The first rule of Fight Club is you do not talk about Fight Club. The Sixteen Thirty Fund, an offshoot of the left-wing dark money behemoth Arabella Advisors, tried to enforce that dictum when recruiting an army of handsomely paid left-wing influencers to spout Democratic talking points through an effort called “Chorus.”
Contracts reviewed by Wired stipulated that they weren’t supposed to reveal their affiliation with the Sixteen Thirty Fund or tell anybody they were being paid to mouth Democratic Party shibboleths. Presumably that includes complaining to reporters about the stringent terms of the contract and the astroturf nature of the project to “build new infrastructure to fund independent progressive voices online at scale.” Oops.
According to Wired, some of the online Left’s biggest names—including Olivia Julianna, who spoke at the 2024 Democratic National Convention; the “nonbinary content creator” Adesso Laurenzo, who boasts nearly one million TikTok followers; and Aaron Parnas, a social media journalist described by Rolling Stone as “a sort of 20-something Walter Cronkite”—expressed interest. Then they read Chorus’s proposed contract. It included the following terms, according to Wired:
- Influencers cannot disclose their affiliation with Chorus or the Sixteen Thirty Fund.
- Influencers cannot disclose “the identity of any Funder” or reveal they’re being paid.
- Influencers “must funnel all bookings with lawmakers and political leaders through Chorus,” even those organized independently.
- Influencers cannot use their monthly stipend “to make content that supports or opposes any political candidate or campaign without express authorization from Chorus in advance and in writing.”
- Influencers must attend “regular advocacy trainings,” “daily messaging check-ins,” and biweekly “newsroom” events with lawmakers and other figures.
- Influencers must remove content created at said events if Chorus requests them to do so.
Chorus gave the influencers two days to sign the contract and barred prospective affiliates from enlisting their lawyers to request changes.
On a Zoom call with the influencers, a partner at Democratic fixer Marc Elias’s Elias Law Group, Graham Wilson, boasted that “housing” Chorus through a nonprofit gave them “some real great advantages.”
“It gives us the ability to raise money from donors,” he said, according to Wired. “It also, with this structure, it avoids a lot of the public disclosure or public disclaimers—you know, ‘Paid for by blah blah blah blah’—that you see on political ads. We don’t need to deal with any of that. Your names aren’t showing up on, like, reports filed with the FEC.” (Elias Law Group made national headlines when it threatened to stop work for longtime client Media Matters if it didn’t fork over $2.25 million in unpaid bills.)
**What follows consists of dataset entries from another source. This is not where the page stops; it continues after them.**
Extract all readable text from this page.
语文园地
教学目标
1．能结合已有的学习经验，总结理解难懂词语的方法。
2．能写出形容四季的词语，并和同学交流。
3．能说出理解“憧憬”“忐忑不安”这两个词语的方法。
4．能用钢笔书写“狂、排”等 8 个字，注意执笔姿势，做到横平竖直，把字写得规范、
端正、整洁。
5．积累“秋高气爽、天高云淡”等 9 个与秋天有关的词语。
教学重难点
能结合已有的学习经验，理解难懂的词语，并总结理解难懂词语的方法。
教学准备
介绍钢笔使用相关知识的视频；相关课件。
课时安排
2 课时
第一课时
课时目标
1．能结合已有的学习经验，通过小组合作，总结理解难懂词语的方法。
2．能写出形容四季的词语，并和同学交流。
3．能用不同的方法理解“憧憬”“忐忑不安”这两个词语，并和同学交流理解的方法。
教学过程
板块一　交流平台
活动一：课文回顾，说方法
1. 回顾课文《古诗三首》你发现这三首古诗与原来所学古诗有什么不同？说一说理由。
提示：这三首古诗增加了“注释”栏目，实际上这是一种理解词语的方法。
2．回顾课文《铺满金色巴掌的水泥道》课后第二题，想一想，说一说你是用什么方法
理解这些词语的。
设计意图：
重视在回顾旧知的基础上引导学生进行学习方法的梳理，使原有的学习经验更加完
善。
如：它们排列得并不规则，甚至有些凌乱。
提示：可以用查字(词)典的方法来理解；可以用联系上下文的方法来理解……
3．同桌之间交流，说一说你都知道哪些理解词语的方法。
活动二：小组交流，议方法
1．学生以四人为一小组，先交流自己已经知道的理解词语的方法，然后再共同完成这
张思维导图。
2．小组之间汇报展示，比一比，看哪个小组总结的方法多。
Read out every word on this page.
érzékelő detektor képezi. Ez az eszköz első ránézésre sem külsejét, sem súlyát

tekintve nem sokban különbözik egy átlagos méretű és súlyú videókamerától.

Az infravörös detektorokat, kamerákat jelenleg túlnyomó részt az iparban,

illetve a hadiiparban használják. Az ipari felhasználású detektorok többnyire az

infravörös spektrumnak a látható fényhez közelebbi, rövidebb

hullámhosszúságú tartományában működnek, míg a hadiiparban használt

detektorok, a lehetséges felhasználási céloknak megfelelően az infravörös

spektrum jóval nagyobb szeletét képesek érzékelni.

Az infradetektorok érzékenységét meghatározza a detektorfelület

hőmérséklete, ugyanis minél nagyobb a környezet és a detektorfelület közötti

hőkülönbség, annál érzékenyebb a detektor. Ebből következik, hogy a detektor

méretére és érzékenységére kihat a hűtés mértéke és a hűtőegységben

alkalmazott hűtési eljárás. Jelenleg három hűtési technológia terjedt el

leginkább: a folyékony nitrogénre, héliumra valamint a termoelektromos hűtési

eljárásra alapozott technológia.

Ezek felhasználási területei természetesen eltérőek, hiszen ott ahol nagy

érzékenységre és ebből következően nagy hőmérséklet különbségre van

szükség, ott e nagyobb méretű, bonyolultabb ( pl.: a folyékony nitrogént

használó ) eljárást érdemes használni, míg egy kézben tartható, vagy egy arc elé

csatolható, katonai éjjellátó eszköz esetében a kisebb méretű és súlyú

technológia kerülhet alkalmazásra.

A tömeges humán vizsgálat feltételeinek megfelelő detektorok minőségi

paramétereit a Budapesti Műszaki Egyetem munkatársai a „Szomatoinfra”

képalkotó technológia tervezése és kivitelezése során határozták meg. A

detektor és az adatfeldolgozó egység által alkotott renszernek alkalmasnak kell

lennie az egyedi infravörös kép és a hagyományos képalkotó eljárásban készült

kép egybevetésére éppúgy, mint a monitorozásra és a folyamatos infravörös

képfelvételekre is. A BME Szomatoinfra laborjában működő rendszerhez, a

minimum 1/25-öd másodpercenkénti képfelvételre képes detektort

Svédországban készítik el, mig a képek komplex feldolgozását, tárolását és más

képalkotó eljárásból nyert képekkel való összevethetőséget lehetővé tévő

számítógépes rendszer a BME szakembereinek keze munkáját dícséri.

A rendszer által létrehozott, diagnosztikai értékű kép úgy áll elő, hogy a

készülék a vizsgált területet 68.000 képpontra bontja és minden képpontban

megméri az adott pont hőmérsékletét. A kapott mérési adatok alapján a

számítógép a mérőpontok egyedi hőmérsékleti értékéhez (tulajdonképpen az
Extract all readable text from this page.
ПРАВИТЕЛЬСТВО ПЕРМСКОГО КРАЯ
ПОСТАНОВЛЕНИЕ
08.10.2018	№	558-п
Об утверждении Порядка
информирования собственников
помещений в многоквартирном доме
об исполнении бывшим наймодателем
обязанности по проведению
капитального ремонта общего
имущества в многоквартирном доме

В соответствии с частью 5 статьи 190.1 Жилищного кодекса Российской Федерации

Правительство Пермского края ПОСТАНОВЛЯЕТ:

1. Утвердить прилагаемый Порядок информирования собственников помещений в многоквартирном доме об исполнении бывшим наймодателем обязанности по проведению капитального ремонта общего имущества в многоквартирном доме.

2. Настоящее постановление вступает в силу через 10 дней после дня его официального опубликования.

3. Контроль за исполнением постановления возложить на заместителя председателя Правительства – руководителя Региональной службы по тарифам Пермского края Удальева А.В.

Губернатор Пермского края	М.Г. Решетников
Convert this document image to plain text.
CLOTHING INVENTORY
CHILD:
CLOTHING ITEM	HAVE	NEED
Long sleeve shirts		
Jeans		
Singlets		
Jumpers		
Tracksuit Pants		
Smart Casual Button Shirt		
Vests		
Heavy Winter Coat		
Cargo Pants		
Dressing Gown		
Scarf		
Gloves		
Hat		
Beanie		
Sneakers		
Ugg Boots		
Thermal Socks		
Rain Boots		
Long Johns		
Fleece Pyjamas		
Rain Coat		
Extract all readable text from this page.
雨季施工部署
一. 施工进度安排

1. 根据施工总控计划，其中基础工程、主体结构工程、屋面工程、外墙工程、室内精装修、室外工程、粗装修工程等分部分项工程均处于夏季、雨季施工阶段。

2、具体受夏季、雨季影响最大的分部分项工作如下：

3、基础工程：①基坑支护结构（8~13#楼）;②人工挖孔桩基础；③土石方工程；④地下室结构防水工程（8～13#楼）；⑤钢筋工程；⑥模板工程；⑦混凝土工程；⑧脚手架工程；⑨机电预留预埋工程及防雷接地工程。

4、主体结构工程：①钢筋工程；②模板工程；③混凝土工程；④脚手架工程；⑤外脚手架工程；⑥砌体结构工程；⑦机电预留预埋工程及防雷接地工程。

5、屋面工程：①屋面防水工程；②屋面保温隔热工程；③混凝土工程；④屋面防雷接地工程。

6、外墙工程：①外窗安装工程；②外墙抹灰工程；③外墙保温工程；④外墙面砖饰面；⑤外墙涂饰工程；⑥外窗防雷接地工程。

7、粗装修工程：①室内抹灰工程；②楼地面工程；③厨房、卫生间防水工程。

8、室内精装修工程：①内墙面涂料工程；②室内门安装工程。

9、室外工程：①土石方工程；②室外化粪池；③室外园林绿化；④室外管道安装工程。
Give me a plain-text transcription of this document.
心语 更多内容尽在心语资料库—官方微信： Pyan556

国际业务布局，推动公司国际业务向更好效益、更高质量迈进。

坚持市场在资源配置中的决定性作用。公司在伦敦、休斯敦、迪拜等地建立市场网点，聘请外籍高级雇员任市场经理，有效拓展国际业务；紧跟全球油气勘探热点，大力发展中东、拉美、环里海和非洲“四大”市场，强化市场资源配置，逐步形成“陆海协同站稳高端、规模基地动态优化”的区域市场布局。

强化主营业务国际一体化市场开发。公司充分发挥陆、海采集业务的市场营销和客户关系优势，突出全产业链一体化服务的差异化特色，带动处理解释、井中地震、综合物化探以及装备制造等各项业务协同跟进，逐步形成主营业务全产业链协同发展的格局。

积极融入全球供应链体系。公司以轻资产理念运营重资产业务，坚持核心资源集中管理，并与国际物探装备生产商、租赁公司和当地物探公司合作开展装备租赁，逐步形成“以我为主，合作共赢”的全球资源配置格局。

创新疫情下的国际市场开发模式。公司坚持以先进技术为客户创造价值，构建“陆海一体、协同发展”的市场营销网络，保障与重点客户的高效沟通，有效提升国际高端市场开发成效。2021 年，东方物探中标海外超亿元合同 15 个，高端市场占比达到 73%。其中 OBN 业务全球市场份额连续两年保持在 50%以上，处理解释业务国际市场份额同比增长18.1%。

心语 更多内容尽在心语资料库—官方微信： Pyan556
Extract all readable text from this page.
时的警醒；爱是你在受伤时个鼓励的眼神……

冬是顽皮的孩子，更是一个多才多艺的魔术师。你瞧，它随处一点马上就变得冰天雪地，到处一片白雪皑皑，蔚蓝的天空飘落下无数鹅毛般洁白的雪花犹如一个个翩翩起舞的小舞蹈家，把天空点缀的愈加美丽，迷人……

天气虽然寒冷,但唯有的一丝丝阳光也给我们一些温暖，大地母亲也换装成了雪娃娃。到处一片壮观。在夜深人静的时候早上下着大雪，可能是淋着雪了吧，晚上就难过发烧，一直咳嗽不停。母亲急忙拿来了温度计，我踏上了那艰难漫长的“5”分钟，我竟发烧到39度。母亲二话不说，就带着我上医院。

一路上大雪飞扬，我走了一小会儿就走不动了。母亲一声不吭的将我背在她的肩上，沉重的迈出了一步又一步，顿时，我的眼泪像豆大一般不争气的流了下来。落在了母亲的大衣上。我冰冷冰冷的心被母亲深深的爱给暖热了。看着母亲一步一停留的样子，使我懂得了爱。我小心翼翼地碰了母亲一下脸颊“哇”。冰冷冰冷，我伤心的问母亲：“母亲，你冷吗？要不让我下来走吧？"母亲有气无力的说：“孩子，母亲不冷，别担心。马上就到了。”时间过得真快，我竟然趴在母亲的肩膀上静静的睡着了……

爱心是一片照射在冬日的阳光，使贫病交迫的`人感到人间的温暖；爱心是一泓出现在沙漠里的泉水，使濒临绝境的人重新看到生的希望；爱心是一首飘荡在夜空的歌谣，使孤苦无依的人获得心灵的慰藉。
Many of the influencers approached to join Chorus expressed concerns over the setup in a group chat. “Nonbinary content creator” Laurenzo floated sending a “joint email” requesting changes, while a “reproductive justice influencer named Pari” said there were “at least 4 other things that should change.”
Ultimately, most of them fell in line. “I don’t feel strongly about pushing tbh,” wrote Parnas, the young Cronkite. “They aren’t going to modify it anymore. Seems like a take it or leave it.”